Par avis du 29 mai 2024, notifié le 14 juin 2024, la CMRA a ensuite confirmé l’avis défavorable à l’arrêt de travail après reprise fixée à la date du 04 octobre 2023.
Madame [B] [L] sollicite la prise en charge de son arrêt de travail pour la période du 04 octobre 2023 au 04 janvier 2024.
Elle soutient, en substance, que son état de santé l’empêchait de reprendre une activité professionnelle le 04 octobre 2023.
Il ressort toutefois des débats qu’aucune des pièces produites par Madame [B] [L] ne serait de nature à remettre en cause la décision de la caisse, celles-ci apparaissant sans lien avec le présent litige. En effet, s’il n’est pas contesté que Madame [B] [L] a pu connaître une situation conflictuelle avec son employeur, il convient cependant de rappeler à la requérante que l’objet de son recours vise à contester la stabilisation de son état de santé déclarée par la caisse, ainsi que la fin de versement subséquent de ses indemnités journalières.

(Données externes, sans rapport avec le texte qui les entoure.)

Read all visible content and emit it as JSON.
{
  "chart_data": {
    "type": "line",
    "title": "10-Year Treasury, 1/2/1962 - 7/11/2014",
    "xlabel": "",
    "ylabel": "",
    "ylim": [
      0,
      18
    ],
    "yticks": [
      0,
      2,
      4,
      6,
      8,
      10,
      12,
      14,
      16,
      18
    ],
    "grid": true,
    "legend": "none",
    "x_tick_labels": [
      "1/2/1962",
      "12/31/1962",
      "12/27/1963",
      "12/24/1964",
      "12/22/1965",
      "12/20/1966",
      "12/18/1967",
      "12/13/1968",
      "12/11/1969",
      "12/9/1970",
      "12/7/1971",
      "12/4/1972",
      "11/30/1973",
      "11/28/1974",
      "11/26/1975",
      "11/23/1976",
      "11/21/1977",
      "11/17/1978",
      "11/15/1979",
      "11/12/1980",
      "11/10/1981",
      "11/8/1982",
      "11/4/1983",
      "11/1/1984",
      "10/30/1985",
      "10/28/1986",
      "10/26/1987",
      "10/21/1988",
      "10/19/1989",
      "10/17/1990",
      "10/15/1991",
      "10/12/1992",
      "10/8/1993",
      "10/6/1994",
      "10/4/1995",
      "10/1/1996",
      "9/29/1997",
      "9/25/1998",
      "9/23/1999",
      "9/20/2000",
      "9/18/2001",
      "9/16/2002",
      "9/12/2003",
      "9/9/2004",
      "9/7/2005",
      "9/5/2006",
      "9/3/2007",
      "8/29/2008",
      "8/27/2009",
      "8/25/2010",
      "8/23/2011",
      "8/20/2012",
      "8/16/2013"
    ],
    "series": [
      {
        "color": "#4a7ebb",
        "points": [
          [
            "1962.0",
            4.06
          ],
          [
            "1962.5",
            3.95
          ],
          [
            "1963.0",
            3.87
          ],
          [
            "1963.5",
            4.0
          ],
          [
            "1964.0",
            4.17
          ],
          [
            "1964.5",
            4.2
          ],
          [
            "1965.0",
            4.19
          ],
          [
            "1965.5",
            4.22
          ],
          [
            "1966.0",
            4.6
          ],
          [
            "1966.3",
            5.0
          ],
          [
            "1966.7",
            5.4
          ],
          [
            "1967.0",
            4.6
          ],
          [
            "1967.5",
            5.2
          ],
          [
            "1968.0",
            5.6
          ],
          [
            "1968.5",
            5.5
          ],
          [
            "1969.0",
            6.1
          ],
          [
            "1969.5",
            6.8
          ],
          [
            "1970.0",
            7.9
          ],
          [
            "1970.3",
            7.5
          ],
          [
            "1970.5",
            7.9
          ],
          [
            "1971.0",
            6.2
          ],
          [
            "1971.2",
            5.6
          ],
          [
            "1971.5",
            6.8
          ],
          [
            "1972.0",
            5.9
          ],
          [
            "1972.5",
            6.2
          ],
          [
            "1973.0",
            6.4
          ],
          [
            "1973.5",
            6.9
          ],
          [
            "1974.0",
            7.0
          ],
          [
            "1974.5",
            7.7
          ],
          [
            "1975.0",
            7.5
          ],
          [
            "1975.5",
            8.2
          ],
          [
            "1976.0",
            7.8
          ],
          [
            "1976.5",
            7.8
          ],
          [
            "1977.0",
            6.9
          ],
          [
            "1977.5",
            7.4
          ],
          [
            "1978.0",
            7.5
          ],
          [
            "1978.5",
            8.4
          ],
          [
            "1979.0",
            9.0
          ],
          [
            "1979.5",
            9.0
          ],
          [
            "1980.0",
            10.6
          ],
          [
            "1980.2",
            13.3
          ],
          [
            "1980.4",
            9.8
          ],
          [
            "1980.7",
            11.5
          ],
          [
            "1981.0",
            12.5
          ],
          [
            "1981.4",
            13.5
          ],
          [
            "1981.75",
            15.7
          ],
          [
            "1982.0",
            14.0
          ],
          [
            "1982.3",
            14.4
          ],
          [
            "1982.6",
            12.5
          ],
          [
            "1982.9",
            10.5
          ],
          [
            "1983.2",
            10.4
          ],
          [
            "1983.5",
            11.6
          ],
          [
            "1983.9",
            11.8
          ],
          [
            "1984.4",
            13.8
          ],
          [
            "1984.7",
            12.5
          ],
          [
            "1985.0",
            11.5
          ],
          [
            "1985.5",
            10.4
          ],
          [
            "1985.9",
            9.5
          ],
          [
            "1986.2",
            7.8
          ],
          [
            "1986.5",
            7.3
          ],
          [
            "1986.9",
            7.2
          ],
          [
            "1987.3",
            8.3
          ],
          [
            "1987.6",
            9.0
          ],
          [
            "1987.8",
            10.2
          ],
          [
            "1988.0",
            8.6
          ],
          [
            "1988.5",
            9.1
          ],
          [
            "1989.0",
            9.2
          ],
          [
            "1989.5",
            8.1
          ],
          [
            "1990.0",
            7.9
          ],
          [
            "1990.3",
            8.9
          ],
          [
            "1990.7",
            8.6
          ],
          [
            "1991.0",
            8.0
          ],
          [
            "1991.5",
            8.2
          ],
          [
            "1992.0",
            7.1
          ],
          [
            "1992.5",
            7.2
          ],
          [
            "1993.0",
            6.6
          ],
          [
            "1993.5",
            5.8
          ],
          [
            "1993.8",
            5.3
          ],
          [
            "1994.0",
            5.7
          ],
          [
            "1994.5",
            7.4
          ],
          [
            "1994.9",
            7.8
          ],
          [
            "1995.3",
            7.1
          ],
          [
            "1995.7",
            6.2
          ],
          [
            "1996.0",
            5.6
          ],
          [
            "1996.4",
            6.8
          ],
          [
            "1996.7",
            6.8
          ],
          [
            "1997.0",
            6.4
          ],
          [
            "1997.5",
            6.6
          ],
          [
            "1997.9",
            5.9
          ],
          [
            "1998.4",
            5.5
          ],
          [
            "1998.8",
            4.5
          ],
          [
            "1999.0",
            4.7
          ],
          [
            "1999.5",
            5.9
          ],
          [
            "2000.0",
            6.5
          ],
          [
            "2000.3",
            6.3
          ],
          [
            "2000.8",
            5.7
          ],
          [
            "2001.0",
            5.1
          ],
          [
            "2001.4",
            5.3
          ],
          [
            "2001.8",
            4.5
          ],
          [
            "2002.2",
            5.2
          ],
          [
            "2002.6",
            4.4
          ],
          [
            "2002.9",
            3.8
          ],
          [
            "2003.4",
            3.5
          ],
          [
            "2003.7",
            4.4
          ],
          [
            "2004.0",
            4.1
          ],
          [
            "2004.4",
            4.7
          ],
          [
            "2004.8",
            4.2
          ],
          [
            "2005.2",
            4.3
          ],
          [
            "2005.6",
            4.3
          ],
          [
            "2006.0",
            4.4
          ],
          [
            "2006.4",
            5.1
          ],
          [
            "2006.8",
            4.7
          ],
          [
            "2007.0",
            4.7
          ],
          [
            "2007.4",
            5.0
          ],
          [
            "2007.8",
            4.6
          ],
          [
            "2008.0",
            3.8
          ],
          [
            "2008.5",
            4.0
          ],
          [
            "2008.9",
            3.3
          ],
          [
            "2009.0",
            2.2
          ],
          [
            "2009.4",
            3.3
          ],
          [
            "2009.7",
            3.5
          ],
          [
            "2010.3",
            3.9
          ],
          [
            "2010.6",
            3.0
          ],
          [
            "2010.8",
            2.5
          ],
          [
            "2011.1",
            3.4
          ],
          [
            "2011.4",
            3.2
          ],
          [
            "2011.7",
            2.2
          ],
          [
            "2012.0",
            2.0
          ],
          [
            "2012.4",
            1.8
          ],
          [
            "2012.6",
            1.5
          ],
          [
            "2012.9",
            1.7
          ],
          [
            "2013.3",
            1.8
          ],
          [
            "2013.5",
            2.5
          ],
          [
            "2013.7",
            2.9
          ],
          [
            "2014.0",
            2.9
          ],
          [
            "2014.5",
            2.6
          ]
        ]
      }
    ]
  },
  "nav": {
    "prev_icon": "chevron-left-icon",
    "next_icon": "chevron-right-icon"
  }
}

Or, les différentes photographies de son poste de travail versées aux débats, ainsi que les pièces médicales qu’elle produit, attestant d’un burn-out, ne sauraient être considérées comme étant en lien avec son « épicondylite du coude gauche », déclarée par certificat médical de rechute du 11 juillet 2023.
Par conséquent, Madame [B] [L] sera déboutée de sa demande d’indemnisation de son arrêt de travail pour la période du 04 octobre 2023 au 04 janvier 2024.
Eu égard à la nature du litige, chaque partie conservera la charge de ses dépens, conformément à l’article 696 du code de procédure civile.
PAR CES MOTIFS
Le tribunal, après en avoir délibéré conformément à la loi, statuant par jugement contradictoire, rendu en premier ressort,
DÉBOUTE Madame [B] [L] de son recours ;
DIT que chaque partie aura la charge des dépens qu’elle aura exposés ;
RAPPELLE que ce jugement est susceptible d’appel dans le délai d’un mois à compter de sa notification aux parties ;
Ainsi jugé et mis à disposition au greffe du tribunal le 09 décembre 2024, et signé par le président et la greffière.